No one in golf has been hotter than Jason Dufner in the last month. April 29 Dufner broke through in the Zurich Classic in New Orleans and followed that up with a win in the Byron Nelson May 20. Dufner then proceeded to lead the first three rounds of the Crowne Invitational Colonial this weekend.
Zach Johnson hung with the hot Dufner and on May 26 Johnson shot a masterful final round to defeat Dufner and win his first tournament of 2012. Although Johnson won it was not without drama late in the final round. Johnson was assessed a two-stroke penalty on the final hole of the tournament.
Johnson almost gave Dufner his third tournament win in less than a month after making an obscure mistake. Johnson violated rule 20-7c1 of the Rules of Golf, Ball Replaced at Wrong Place on Putting Green and Holed.
Johnson moved his ball mark to give Dufner a clear path to the hole on the green but when he replaced his mark he placed it in the wrong place. A minor error that almost cost Johnson just under half a million dollars.
The rule states, "if a competitor makes a stroke from a wrong place, he incurs a penalty of two strokes under the applicable rule . He must play out the hole with the ball played from the wrong place, without correcting his error, provided he has not committed a serious breach."
Johnson got informed of the penalty as he walked to the clubhouse to fill out his scorecard. Johnson was taken aback by the penalty and was not sure if it cost him the victory.
Johnson spoke after the he being awarded the winner's share of $1,152,000. "I moved my mark, but I did not move it back," Johnson admitted after his round. "I told Damon (his caddie) on the five- or six-footer that I just wanted to hit a great putt. And I hit a great putt. I guess fortunately it went in ... I don't know. I guess if I would've missed it, it would've been ... I don't know what would've happened. I just feel very lucky. That's all. As I said earlier there are a number of adjectives that I'm calling myself right now, and lucky is the biggest one I can think of."

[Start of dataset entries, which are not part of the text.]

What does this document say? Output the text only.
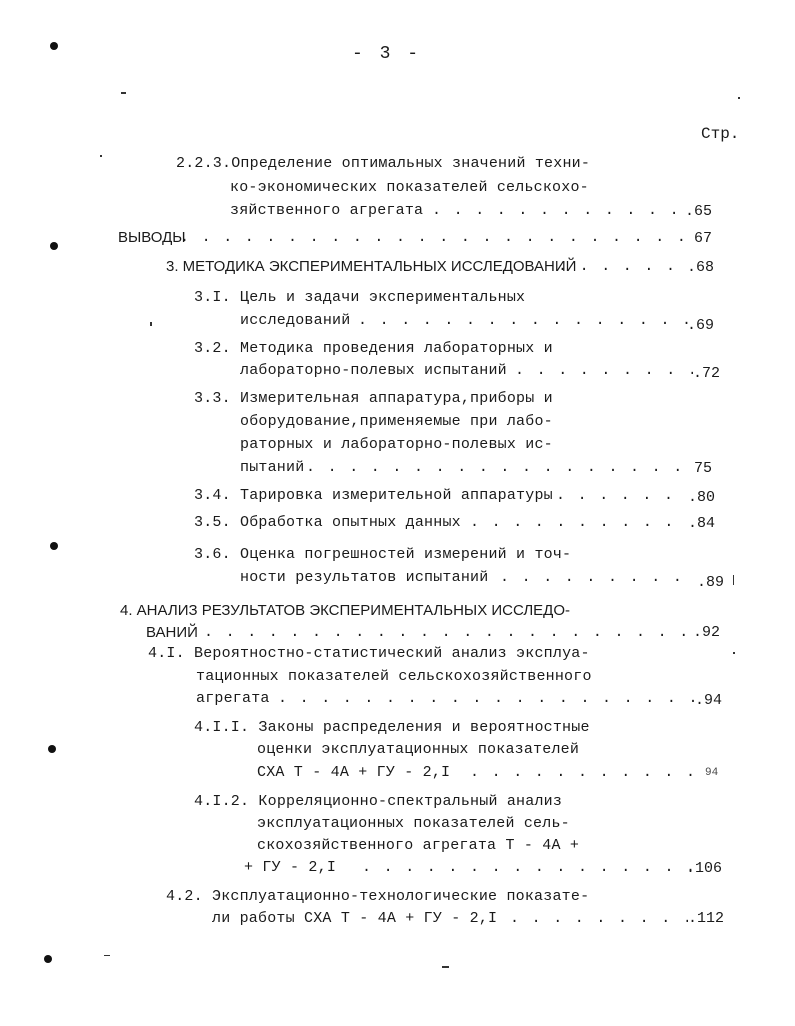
- 3 -
Стр.
2.2.3.Определение оптимальных значений техни-
ко-экономических показателей сельскохо-
зяйственного агрегата . . .	.65
ВЫВОДЫ . . .	67
3. МЕТОДИКА ЭКСПЕРИМЕНТАЛЬНЫХ ИССЛЕДОВАНИЙ . . .	.68
3.I. Цель и задачи экспериментальных
исследований . . .	.69
3.2. Методика проведения лабораторных и
лабораторно-полевых испытаний . . .	.72
3.3. Измерительная аппаратура,приборы и
оборудование,применяемые при лабо-
раторных и лабораторно-полевых ис-
пытаний . . .	75
3.4. Тарировка измерительной аппаратуры . . .	.80
3.5. Обработка опытных данных . . .	.84
3.6. Оценка погрешностей измерений и точ-
ности результатов испытаний . . .	.89
4. АНАЛИЗ РЕЗУЛЬТАТОВ ЭКСПЕРИМЕНТАЛЬНЫХ ИССЛЕДО-
ВАНИЙ . . .	.92
4.I. Вероятностно-статистический анализ эксплуа-
тационных показателей сельскохозяйственного
агрегата . . .	.94
4.I.I. Законы распределения и вероятностные
оценки эксплуатационных показателей
СХА Т - 4А + ГУ - 2,I . . .	94
4.I.2. Корреляционно-спектральный анализ
эксплуатационных показателей сель-
скохозяйственного агрегата Т - 4А +
+ ГУ - 2,I . . .	.106
4.2. Эксплуатационно-технологические показате-
ли работы СХА Т - 4А + ГУ - 2,I . . .	.112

The penalty could have been the one of the biggest blunders in PGA history but Johnson had just enough on Dufner to survive the mistake. The penalty brings to light the bizarre nature of penalties in golf.
Professional golf is the only sport where a fan watching on television can report a foul from their couch and cost a PGA pro hundreds of thousands of dollars. Most golfers know he rules and penalize themselves but if they miss something and it happens on camera, it is common for fans to report their missteps.
Johnson can breathe easier tonight and it is a guarantee that he will remember rule 20-7c1 for the rest of his career. Any fans who happened to watch Johnson's mistake will no doubt use it to their advantage during their next round of golf as well.
*Todd Jacobs is an avid golfer who attends several PGA tour events every season.